Relevant sources: commit 9deb793, PR #8949, and the GitHub Security Advisory.

Patch

The patch makes three material changes.

First, it extends persisted state with an explicit oauthState property in packages/better-auth/src/state.ts. The state creation path now stores the generated OAuth nonce alongside the rest of the flow metadata instead of only serializing the prior state object.

Second, it adds validation logic that rejects callbacks when the stored oauthState is missing or does not equal the callback state. The snippets show two checks: one strict branch that throws when oauthState is absent or mismatched, and another conditional mismatch check for paths where the field is optional. Both converge on a StateError with code state_security_mismatch.

Third, the OAuth proxy path in packages/better-auth/src/plugins/oauth-proxy/index.ts now validates that stateData.oauthState matches statePackage.state and redirects with state_mismatch on failure.
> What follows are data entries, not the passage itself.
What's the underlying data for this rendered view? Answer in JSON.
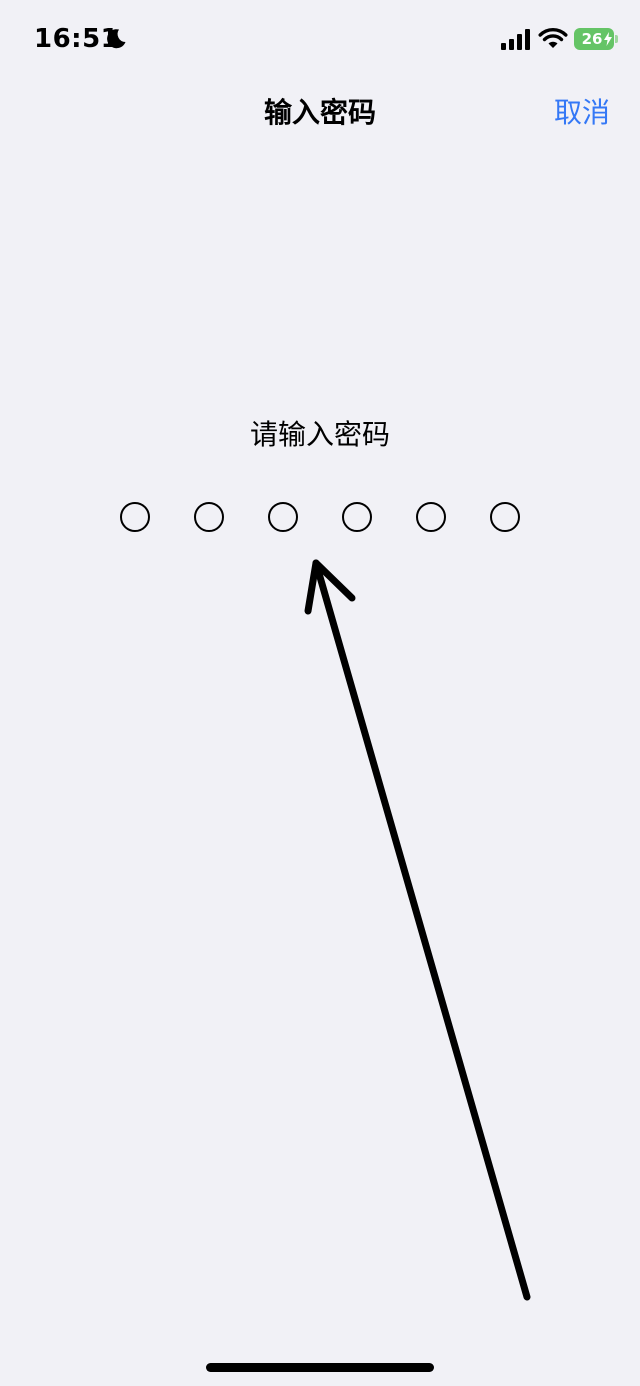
{
  "status_bar": {
    "time": "16:51",
    "battery_level": "26",
    "icons": [
      "moon-icon",
      "signal-icon",
      "wifi-icon",
      "battery-icon"
    ],
    "battery_color": "#65c466"
  },
  "nav": {
    "title": "输入密码",
    "cancel_label": "取消",
    "accent_color": "#3478f6"
  },
  "passcode": {
    "prompt": "请输入密码",
    "digits_total": 6,
    "digits_entered": 0
  },
  "background_color": "#f1f1f6"
}
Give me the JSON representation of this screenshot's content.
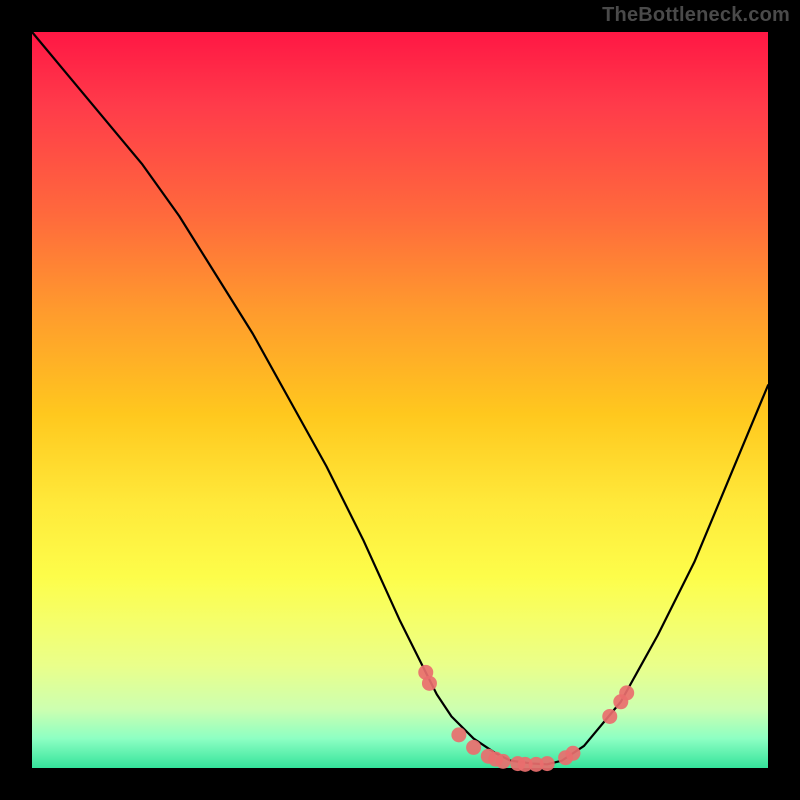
{
  "watermark": "TheBottleneck.com",
  "colors": {
    "background": "#000000",
    "gradient_top": "#ff1744",
    "gradient_bottom": "#34e39b",
    "curve": "#000000",
    "dot": "#e96e6e"
  },
  "chart_data": {
    "type": "line",
    "title": "",
    "xlabel": "",
    "ylabel": "",
    "xlim": [
      0,
      100
    ],
    "ylim": [
      0,
      100
    ],
    "series": [
      {
        "name": "curve",
        "x": [
          0,
          5,
          10,
          15,
          20,
          25,
          30,
          35,
          40,
          45,
          50,
          53,
          55,
          57,
          60,
          63,
          65,
          68,
          70,
          72,
          75,
          80,
          85,
          90,
          95,
          100
        ],
        "y": [
          100,
          94,
          88,
          82,
          75,
          67,
          59,
          50,
          41,
          31,
          20,
          14,
          10,
          7,
          4,
          2,
          1,
          0.6,
          0.5,
          1,
          3,
          9,
          18,
          28,
          40,
          52
        ]
      }
    ],
    "dots": [
      {
        "x": 53.5,
        "y": 13.0
      },
      {
        "x": 54.0,
        "y": 11.5
      },
      {
        "x": 58.0,
        "y": 4.5
      },
      {
        "x": 60.0,
        "y": 2.8
      },
      {
        "x": 62.0,
        "y": 1.6
      },
      {
        "x": 63.0,
        "y": 1.2
      },
      {
        "x": 64.0,
        "y": 0.9
      },
      {
        "x": 66.0,
        "y": 0.6
      },
      {
        "x": 67.0,
        "y": 0.5
      },
      {
        "x": 68.5,
        "y": 0.5
      },
      {
        "x": 70.0,
        "y": 0.6
      },
      {
        "x": 72.5,
        "y": 1.4
      },
      {
        "x": 73.5,
        "y": 2.0
      },
      {
        "x": 78.5,
        "y": 7.0
      },
      {
        "x": 80.0,
        "y": 9.0
      },
      {
        "x": 80.8,
        "y": 10.2
      }
    ]
  }
}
This matters because proxy-mediated flows are another place where state binding can be lost if only the main callback path is hardened.

if (
  stateData.oauthState !== undefined &&
  stateData.oauthState !== statePackage.state
) {
  ctx.context.logger.error("OAuth proxy state binding mismatch");
  throw redirectOnError(ctx, errorURL, "state_mismatch");
}

The regression coverage is also meaningful. The new test in packages/better-auth/src/plugins/generic-oauth/generic-oauth.test.ts exercises a cookie-backed OAuth flow, then invokes the callback with state=attacker-controlled-state and asserts a redirect containing state_mismatch and no established session. Additional test updates in packages/better-auth/src/social.test.ts assert that oauthState is present and bound to the generated state value. See the fixing commit and PR #8949.

Review

Pros

  • The patch addresses the actual trust-boundary failure: callback acceptance was not cryptographically or logically bound to the originally issued OAuth nonce in cookie-backed flows.
  • State generation and state verification are updated together in state.ts, which is the right place to enforce invariant preservation across flow stages.
  • The proxy path is also updated, reducing the chance of a bypass through alternate OAuth plumbing.
  • Regression tests are security-relevant rather than superficial: they assert rejection on mismatched state and verify that no session is created.
  • Error handling is explicit and observable via state_mismatch / state_security_mismatch, which should help operators diagnose failures.

Cons

  • The snippets do not fully show whether every OAuth callback entrypoint funnels through the same oauthState verification logic; review of surrounding code is still warranted for parity across providers and plugins.
  • The presence of both a strict missing-or-mismatch check and a separate conditional mismatch check suggests multiple code paths with slightly different semantics. That may be correct, but it increases maintenance complexity.
  • The test coverage shown is focused on cookie-backed flows and mismatch rejection. The provided snippets do not demonstrate compatibility tests for all state storage strategies or mixed PKCE/non-PKCE configurations.

Verdict

Root-cause.

This patch appears to fix the core vulnerability rather than masking symptoms. The defect was insufficient binding between the callback state parameter and the server-issued flow state under cookie storage. The remediation stores a dedicated oauthState nonce, validates it during callback handling, propagates the same invariant into the OAuth proxy path, and adds regression tests proving that attacker-controlled callback state no longer results in session creation. Based on the supplied commit, pull request, and advisory, this is a source-grounded root-cause fix for the described login CSRF issue.

References: commit 9deb793, PR #8949, GitHub Advisory, CVE Reports summary.